The Phoenix has become the foundation of his social life. The same
group gathers for Friday music nights, then the friendships spill
beyond the pub’s walls – dinner parties, gatherings, a whole social
network built on the foundation of a neighbourhood bar.
“I’ve met so many friends here. This whole group of us on a Friday
night come down, and as a result, we go around to each other’s
houses and have parties and things like that, because we met in the
pub.”
The Phoenix hosted Friday music nights where people danced,
Wednesday quiz nights where they competed, and countless ordinary
Tuesdays where they simply existed in the same space.

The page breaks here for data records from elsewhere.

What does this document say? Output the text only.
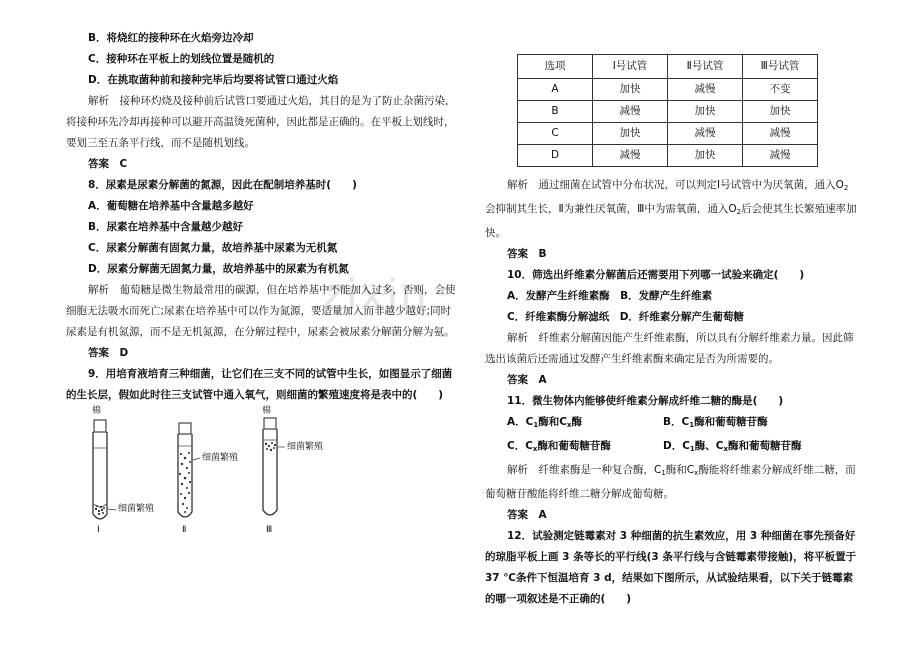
zixin

B．将烧红的接种环在火焰旁边冷却

C．接种环在平板上的划线位置是随机的

D．在挑取菌种前和接种完毕后均要将试管口通过火焰

解析　接种环灼烧及接种前后试管口要通过火焰，其目的是为了防止杂菌污染，将接种环先冷却再接种可以避开高温烫死菌种，因此都是正确的。在平板上划线时，要划三至五条平行线，而不是随机划线。

答案　C

8．尿素是尿素分解菌的氮源，因此在配制培养基时(　　)

A．葡萄糖在培养基中含量越多越好

B．尿素在培养基中含量越少越好

C．尿素分解菌有固氮力量，故培养基中尿素为无机氮

D．尿素分解菌无固氮力量，故培养基中的尿素为有机氮

解析　葡萄糖是微生物最常用的碳源，但在培养基中不能加入过多，否则，会使细胞无法吸水而死亡;尿素在培养基中可以作为氮源，要适量加入而非越少越好;同时尿素是有机氮源，而不是无机氮源，在分解过程中，尿素会被尿素分解菌分解为氨。

答案　D

9．用培育液培育三种细菌，让它们在三支不同的试管中生长，如图显示了细菌的生长层，假如此时往三支试管中通入氧气，则细菌的繁殖速度将是表中的(　　)

棉	棉
细菌繁殖
细菌繁殖
细菌繁殖
Ⅰ	Ⅱ	Ⅲ
选项	Ⅰ号试管	Ⅱ号试管	Ⅲ号试管
A	加快	减慢	不变
B	减慢	加快	加快
C	加快	减慢	减慢
D	减慢	加快	减慢

解析　通过细菌在试管中分布状况，可以判定Ⅰ号试管中为厌氧菌，通入$O_2$会抑制其生长，Ⅱ为兼性厌氧菌，Ⅲ中为需氧菌，通入$O_2$后会使其生长繁殖速率加快。

答案　B

10．筛选出纤维素分解菌后还需要用下列哪一试验来确定(　　)

A．发酵产生纤维素酶　B．发酵产生纤维素

C．纤维素酶分解滤纸　D．纤维素分解产生葡萄糖

解析　纤维素分解菌因能产生纤维素酶，所以具有分解纤维素力量。因此筛选出该菌后还需通过发酵产生纤维素酶来确定是否为所需要的。

答案　A

11．微生物体内能够使纤维素分解成纤维二糖的酶是(　　)

A．$C_1$酶和$C_x$酶	B．$C_1$酶和葡萄糖苷酶

C．$C_x$酶和葡萄糖苷酶	D．$C_1$酶、$C_x$酶和葡萄糖苷酶

解析　纤维素酶是一种复合酶，$C_1$酶和$C_x$酶能将纤维素分解成纤维二糖，而葡萄糖苷酸能将纤维二糖分解成葡萄糖。

答案　A

12．试验测定链霉素对 3 种细菌的抗生素效应，用 3 种细菌在事先预备好的琼脂平板上画 3 条等长的平行线(3 条平行线与含链霉素带接触)，将平板置于 37 ℃条件下恒温培育 3 d，结果如下图所示，从试验结果看，以下关于链霉素的哪一项叙述是不正确的(　　)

 Andrew Heywood, 67, says the neighbourhood will lose its community
hub when The Phoenix closes.
Bob talks about democracy and free speech, about the pub as the last
place you can say what you like.
The irony isn’t lost – in a country that prides itself on free
expression, the spaces where that expression happens are vanishing
faster than anyone can count them.
The fire in the chimney burns, warming the white building one last
time. Bob has neuropathy in his feet and diabetes becoming
problematic.
He and his wife Nilla have earned rest. The lease is up. The numbers
don’t work. The people have stopped coming in numbers that pay the
bills.
If the lease wasn’t up, would he like to continue running it? “No,
not really,” Bob admits. His body has made the decision, economics
only confirmed it.
Around the pub, objects wait for removal. A cricket picture that
cost £240 will go home with Bob, though he doesn’t follow cricket. A
decade and a half of accumulated life needs packing, transporting,
finding new places. Memory has weight and takes up space.
The Phoenix rose from fire in 1968. But on Sunday, the locks will
change and The Phoenix that rose from ashes will stay buried.